A. While he fought the Kosmos-Beyonder, he wasn’t really emotionally troubled or deluded, he had released a whole secondary personality that took over his body. That is to say, his normal self was emotionally troubled, AND THAT FACT allowed his untroubled evil self to come forth (see the scans of this linked to above). That evil self had no emotional weaknesses; it was his “strong” image of himself, macho (as seen in his muscled form) and very capable. That self was thus able to fully utilize his power and take down the Kosmos-Beyonder. (To quote from that issue, Reece calls that side of himself "a side which knows no restraint or control," and Beyonder calls Reece's normal personality "a weak, sniveling creature afraid to fully use the awesome energies at his command", which makes the comparison between the two, and their ability to use his power, pretty clear.)
His Dark Reign self, on the other hand, still had his normal personality in charge (with various evil selves split off as “devils on his shoulder”), and thus was full of weakness. This unconfident, delusional, meandering, unenthusiastic self had far less capacity and initiative to control his powers effectively than the vindictive, ambitious, self-assured evil personality that fought Kosmos-Beyonder.
Q. Sentry, Osborn, and Reece are all insane here.
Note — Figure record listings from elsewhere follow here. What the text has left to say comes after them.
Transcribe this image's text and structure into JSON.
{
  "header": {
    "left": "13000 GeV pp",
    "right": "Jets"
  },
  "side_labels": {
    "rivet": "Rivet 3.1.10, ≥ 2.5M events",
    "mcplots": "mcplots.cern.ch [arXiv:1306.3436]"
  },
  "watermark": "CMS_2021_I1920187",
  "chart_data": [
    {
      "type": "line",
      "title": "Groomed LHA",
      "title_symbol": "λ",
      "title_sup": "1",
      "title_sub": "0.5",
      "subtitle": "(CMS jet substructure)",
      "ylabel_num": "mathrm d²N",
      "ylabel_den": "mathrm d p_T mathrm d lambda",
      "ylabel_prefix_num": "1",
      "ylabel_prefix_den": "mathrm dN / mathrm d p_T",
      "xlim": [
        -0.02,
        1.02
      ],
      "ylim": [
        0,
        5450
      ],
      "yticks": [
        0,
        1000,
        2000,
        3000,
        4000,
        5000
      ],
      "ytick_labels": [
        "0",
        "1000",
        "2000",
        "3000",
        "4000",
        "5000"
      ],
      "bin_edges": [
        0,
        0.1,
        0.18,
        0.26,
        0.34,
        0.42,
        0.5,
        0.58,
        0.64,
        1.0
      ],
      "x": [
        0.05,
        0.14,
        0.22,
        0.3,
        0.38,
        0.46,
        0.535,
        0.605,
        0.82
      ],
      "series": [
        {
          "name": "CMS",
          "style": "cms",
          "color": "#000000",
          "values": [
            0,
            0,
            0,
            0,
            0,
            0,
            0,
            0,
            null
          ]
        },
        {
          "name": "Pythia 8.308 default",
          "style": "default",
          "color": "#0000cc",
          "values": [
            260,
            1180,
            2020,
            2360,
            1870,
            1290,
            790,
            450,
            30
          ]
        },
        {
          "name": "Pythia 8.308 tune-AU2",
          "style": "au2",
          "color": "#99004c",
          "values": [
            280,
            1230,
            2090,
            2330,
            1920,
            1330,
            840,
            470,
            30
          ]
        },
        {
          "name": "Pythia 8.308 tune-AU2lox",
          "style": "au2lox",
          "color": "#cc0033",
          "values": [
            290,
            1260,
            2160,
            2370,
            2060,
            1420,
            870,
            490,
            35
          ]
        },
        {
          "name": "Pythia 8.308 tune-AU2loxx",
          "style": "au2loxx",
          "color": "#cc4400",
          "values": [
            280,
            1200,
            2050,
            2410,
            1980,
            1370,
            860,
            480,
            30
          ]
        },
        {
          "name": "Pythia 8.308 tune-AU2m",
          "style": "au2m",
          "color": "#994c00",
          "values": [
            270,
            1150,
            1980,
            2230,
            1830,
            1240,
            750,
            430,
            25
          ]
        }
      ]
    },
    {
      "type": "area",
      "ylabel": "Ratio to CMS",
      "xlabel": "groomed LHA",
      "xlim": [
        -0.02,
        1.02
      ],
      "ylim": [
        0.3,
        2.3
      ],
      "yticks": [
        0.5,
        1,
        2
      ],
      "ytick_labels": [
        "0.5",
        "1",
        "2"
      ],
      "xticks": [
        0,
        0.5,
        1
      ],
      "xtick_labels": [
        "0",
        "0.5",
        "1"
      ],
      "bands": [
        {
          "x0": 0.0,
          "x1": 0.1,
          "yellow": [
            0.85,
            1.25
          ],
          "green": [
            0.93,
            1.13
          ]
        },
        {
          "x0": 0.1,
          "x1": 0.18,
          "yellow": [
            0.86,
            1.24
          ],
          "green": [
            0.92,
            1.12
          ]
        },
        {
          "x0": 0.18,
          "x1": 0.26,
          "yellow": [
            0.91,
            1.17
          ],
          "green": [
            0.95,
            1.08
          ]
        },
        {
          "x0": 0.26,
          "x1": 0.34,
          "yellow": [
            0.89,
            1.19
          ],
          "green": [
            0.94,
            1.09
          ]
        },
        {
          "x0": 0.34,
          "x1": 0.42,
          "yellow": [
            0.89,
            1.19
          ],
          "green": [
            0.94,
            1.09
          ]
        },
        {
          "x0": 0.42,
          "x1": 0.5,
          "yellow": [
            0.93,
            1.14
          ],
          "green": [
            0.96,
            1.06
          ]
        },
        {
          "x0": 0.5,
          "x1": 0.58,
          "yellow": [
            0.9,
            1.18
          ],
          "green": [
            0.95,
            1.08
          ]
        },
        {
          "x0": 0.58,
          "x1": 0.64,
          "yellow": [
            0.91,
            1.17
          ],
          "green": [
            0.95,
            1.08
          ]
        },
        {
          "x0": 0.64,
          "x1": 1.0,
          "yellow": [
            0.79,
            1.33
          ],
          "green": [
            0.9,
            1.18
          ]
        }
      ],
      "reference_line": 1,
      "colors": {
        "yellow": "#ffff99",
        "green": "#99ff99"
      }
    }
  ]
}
Why would Reece’s insanity cripple him more than the other two?
A. Sentry and Osborn are basically high-functioning in their insanity. Sentry’s mental weaknesses don’t make him any less effective as a fighter; when pushed to extreme his weaknesses push him to becoming the Void, much as Molecule Man's “evil” side that came out in his fight with Kosmos-Beyonder. The Void and the Molecule Man’s evil bald persona are both beings/personalities that are energized to do whatever it takes to achieve their goals, and have no mental blocks that they put in their own way to stop themselves from achieving those goals. They are more dangerous than their normal selves. Whereas Owen’s normal personality’s mental problems are the opposite; he is always retreating, always causing himself problems. Also, as it happened, the Sentry that MM fought was a very confident Sentry, in the end; a Sentry that had just woken up to the full extent of his powers and found peace in a new sense of self-identity, similar to when Doom first unlocked Reece’s full potential. So this battle was, in its last moments, a very self-doubting, deluded Reece against a fully-confident Sentry. Osborn, as later becomes clear in Siege, eventually loses his ability to function and becomes more like Reece’s self-doubting, disassociated personality when Loki pushes his Goblin self to the forefront.
Propositions that I have shown:
Reece was delusional, with a poor grasp of reality
Reece was desirous of a return to an imaginary perfect state of being where there is no conflict
Reece has had a long history of creating mental blocks on his own power based on his lack of self-confidence and instability, and constant self-undermining
Reece’s recent mental history affected his powers so much that he was able to be imprisoned by SHIELD
Reece was unable to use his power at its normal full effectiveness even against two essentially human characters, Daken and Bullseye
Reece was not utilizing one of his confident alter egos, like the one that fought Kosmos-Beyonder, but his own self-doubt-riddled, always-second-guessing main personality, in the fight against Sentry
Reece was not in the mental shape necessary for him to combat Sentry, who was in contrast fully confident in his own newfound abilities
Therefore, given that Reece was full of his classically power-hobbling self-doubt, self-hate, and fear, and due to the limitations on his powers shown directly in this story arc, he was almost certainly not in full control of his powers. Thus this fight does not tell us which is innately more powerful, Reece or Sentry.